As a part of the IBM Data Science professional program Capstone Project, we worked on the real datasets to get an experience of what a data scientist goes through in real life. Main objectives of this project were to define a business problem, look for data in the web and, use Foursquare location data to compare different neighborhoods of Toronto to figure out which neighborhood is suitable for starting a new restaurant business. In this project, we will go through all the process in a step by step manner from problem designing, data preparation to final analysis and finally will provide a conclusion that can be leveraged by the business stakeholders to make their decisions.
1. Description of the Business Problem & Discussion of the Background (Introduction Section):
Toronto, the capital of the province of Ontario, is the most populous Canadian city. Its diversity is reflected in Toronto’s ethnic neighborhoods such as Chinatown, Corso Italia, Greektown, Kensington Market, Koreatown, Little India, Little Italy, Little Jamaica, Little Portugal & Roncesvalles. One of the most immigrant-friendly cities in North America with more than half of the entire Indian Canadian population residing in Toronto it is one of the best places to start an Indian restaurant.
In this project we will go through step by step process to make a decision whether it is a good idea to open an Indian restaurant. We analyze the neighborhoods in Toronto to identify the most profitable area since the success of the restaurant depends on the people and ambience. Since we already know that Toronto shelter a greater number of Indians than any other city in Canada, it is a good idea to start the restaurant here, but we just need to make sure whether it is a profitable idea or not. If so, where we can place it, so it yields more profit to the owner.
Who will be more interested in this project? What type of clients or a group of people would be benefitted?
a) I’m using “List of Postal code of Canada: M” ( https://en.wikipedia.org/wiki/List_of_postal_codes_of_Canada:_M ) wiki page to get all the information about the neighborhoods present in Toronto. This page has the postal code, borough & the name of all the neighborhoods present in Toronto.
b) Then I’m using “ https://cocl.us/Geospatial_data” csv file to get all the geographical coordinates of the neighborhoods.
c) To get information about the distribution of population by their ethnicity I’m using “Demographics of Toronto” ( https://en.m.wikipedia.org/wiki/Demographics_of_Toronto#Ethnic_diversity ) wiki page. Using this page I’m going to identify the neighborhoods which are densely populated with Indians as it might be helpful in identifying the suitable neighborhood to open a new Indian restaurant.

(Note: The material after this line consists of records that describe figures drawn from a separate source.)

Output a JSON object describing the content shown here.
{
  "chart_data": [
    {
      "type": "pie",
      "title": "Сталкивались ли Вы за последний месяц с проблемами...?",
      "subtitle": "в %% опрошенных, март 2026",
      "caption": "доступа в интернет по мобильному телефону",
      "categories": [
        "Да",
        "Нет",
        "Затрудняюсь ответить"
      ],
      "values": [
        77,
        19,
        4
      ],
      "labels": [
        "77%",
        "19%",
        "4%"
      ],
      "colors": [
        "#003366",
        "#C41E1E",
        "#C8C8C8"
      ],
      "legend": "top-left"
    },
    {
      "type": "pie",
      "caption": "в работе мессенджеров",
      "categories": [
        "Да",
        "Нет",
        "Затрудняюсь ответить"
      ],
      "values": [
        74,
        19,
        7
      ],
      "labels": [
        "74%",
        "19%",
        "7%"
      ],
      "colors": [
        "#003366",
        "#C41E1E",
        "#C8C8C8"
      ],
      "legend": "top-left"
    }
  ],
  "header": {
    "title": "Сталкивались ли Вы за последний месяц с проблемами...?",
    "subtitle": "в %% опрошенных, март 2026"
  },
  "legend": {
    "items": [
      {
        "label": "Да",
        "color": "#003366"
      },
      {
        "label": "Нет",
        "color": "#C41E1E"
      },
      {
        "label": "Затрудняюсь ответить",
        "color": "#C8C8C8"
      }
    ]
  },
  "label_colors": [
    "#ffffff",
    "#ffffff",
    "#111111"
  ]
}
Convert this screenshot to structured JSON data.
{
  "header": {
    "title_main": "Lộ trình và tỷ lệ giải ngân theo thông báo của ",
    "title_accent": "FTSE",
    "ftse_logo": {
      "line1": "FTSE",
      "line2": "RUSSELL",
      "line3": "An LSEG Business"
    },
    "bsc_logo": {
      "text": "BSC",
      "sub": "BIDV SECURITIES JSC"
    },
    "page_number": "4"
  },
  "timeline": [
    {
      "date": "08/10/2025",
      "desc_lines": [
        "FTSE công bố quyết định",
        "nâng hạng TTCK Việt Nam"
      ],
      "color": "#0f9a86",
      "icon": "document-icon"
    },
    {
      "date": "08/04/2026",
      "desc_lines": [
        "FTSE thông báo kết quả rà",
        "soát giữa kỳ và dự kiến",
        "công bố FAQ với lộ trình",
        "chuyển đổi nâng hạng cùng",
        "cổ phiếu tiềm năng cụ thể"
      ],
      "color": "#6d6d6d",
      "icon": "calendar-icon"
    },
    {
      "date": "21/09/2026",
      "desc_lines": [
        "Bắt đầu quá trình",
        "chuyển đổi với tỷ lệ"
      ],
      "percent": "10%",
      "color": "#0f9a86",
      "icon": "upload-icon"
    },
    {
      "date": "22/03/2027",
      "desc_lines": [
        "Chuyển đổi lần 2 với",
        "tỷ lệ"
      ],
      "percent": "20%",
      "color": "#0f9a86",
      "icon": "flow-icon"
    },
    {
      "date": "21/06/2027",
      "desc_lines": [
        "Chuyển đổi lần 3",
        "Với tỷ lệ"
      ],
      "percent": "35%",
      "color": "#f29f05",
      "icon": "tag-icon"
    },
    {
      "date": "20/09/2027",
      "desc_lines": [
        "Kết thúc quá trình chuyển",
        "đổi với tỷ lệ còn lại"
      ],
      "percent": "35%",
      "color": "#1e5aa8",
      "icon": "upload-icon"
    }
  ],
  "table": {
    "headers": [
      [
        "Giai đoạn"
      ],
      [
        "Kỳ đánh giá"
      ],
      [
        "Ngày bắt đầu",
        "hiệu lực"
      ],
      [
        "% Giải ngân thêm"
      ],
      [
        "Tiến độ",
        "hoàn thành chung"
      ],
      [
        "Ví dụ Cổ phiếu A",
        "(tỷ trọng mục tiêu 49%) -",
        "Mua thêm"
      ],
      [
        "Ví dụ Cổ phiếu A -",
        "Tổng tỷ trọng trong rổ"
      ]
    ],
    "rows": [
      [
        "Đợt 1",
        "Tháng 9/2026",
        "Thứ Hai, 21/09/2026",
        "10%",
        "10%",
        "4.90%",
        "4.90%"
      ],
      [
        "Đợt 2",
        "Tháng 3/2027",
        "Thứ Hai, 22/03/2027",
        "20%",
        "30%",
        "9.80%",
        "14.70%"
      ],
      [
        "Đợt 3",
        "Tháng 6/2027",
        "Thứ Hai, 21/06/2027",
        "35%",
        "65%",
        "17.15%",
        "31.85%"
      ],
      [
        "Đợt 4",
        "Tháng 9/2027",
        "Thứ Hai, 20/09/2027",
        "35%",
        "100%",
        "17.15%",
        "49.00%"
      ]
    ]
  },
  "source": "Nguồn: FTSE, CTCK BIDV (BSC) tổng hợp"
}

d) To get location and other information about various venues in Toronto I’m using Foursquare’s explore API. Using the Foursquare’s explore API (which gives venues recommendations), I’m fetching details about the venues up present in Toronto and collected their names, categories and locations (latitude and longitude).
From Foursquare API ( https://developer.foursquare.com/docs) , I retrieved the following for each venue:
Scraped the following Wikipedia page, “ List of Postal code of Canada: M ” in order to obtain the data about the Toronto & the Neighborhoods in it.
Assumptions made to attain the below DataFrame:
Wikipedia — package is used to scrape the data from wiki.
After some cleaning we got the proper dataframe with the Postal code, Borough & Neighborhood information.
Next important step is adding the geographical coordinates to these neighborhoods. To do so I’m extracting the data present in the Geospatial Data csv file and I’m combining it with the existing neighborhood dataframe by merging them both based on the postal code.
I’m renaming the columns to match the existing dataframe formed from ‘ List of Postal code of Canada: M’ wiki page. After that I’m merging both the dataframe into one by merging on the postal code.
Another factor that can help us in deciding which neighborhood would be best option to open a restaurant is, the distribution of population based on the ethnic diversity for each neighborhood. As this helps us in identifying the neighborhoods which are densely populated with Indian crowd since that neighborhood would be an ideal place to open an Indian restaurant.
Scraped the following Wikipedia page, “Demographics of Toronto” in order to obtain the data about the Toronto & the Neighborhoods in it. Compared to all the neighborhoods in Toronto below given neighborhoods only had considerable amount of Indian crowd. We are examining those neighborhood’s population to identify the densely populated neighborhoods with Indian population.
There were only six neighborhoods in Toronto which Indian population spread across so we are gathering the population, it’s percentage in each riding in those neighborhoods.
Foursquare API is very useful online application used my many developers & other applications like Uber etc. In this project I have used it to retrieve information about the places present in the neighborhoods of Toronto. The API returns a JSON file and we need to turn that into a data-frame. Here I’ve chosen 100 popular spots for each neighborhood within a radius of 1km.
Folium is a python library, I’m using it to draw an interactive leaflet map using coordinate data.